This spring, the Canadian Competition Bureau released for public comment a revised version of its Merger Enforcement Guidelines (MEGs), the document that explains how the Bureau analyzes proposed mergers. The Bureau is in the process of reviewing comments provided by various stakeholders and plans to finalize the revised MEGs this summer.
Generally, the draft MEGs:
- reflect developments in the law, primarily decisions of the Competition Tribunal, that have occurred since the publication of the current MEGs in 1991; and
- in many areas, follow the approach set out in the 1992 US Merger Guidelines, which reflects the trend towards convergence and consistency in merger review, which is particularly important in cross-border transactions.

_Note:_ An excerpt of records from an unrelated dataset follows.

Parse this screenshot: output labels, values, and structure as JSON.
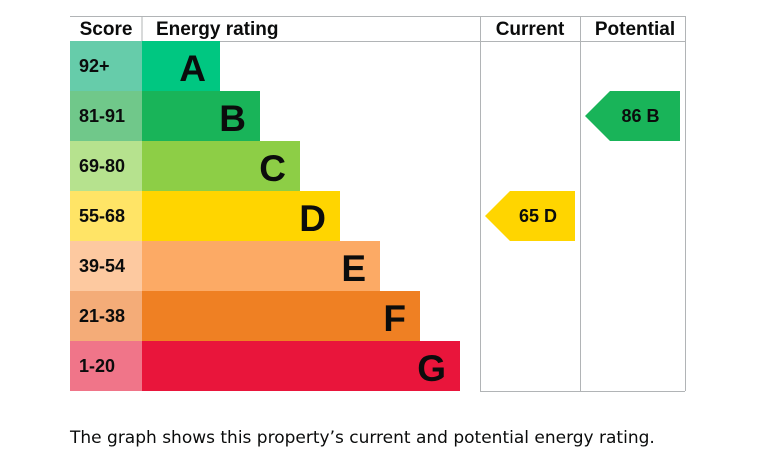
{
  "headers": {
    "score": "Score",
    "energy_rating": "Energy rating",
    "current": "Current",
    "potential": "Potential"
  },
  "chart_data": {
    "type": "bar",
    "categories": [
      "A",
      "B",
      "C",
      "D",
      "E",
      "F",
      "G"
    ],
    "score_ranges": [
      "92+",
      "81-91",
      "69-80",
      "55-68",
      "39-54",
      "21-38",
      "1-20"
    ],
    "band_colors": [
      "#00c781",
      "#19b459",
      "#8dce46",
      "#ffd500",
      "#fcaa65",
      "#ef8023",
      "#e9153b"
    ],
    "score_colors": [
      "#66ccaa",
      "#70c88a",
      "#b6e28e",
      "#ffe466",
      "#fdc9a0",
      "#f4ac78",
      "#f07589"
    ],
    "current": {
      "score": 65,
      "band": "D",
      "label": "65 D"
    },
    "potential": {
      "score": 86,
      "band": "B",
      "label": "86 B"
    }
  },
  "caption": "The graph shows this property’s current and potential energy rating."
}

More specifically, among other things, the draft revised MEGs:
- include a substantially revised section on efficiencies that is consistent with the Federal Court of Appeal's decision in the Superior Propane case. Essentially, the anti-competitive effects of a merger will be balanced against the efficiencies resulting from the merger. (It should be noted that the new section on efficiencies could be outdated shortly after the draft revised MEGs are finalized. Bill C-249, which in the opinion of many experts would effectively remove the efficiencies defence from Canada's Competition Act, has been passed by the House of Commons and is under review by the Senate Committee on Trade, Banking and Commerce.);
- set out in detail how a merger may lessen or prevent competition by making it easier for market participants to engage in coordinated behaviour. This addition is particularly helpful because, due to the relatively concentrated nature of the Canadian economy, many mergers exceed the current MEGs' safe harbour threshold (which is not changing) relating to coordinated behaviour, that is, the market share of the four largest participants in the relevant market exceeds 65% and the market share of the merged entity exceeds 10%;
- state that market definition will be based on substitutability and focus on demand responses to price changes;
- include a new section on countervailing buyer power which explains how one or more buyers may be able to constrain the exercise of market power; and
- provide additional guidance as to what constitutes a merger. For example, the concept of control is expanded to include de facto control.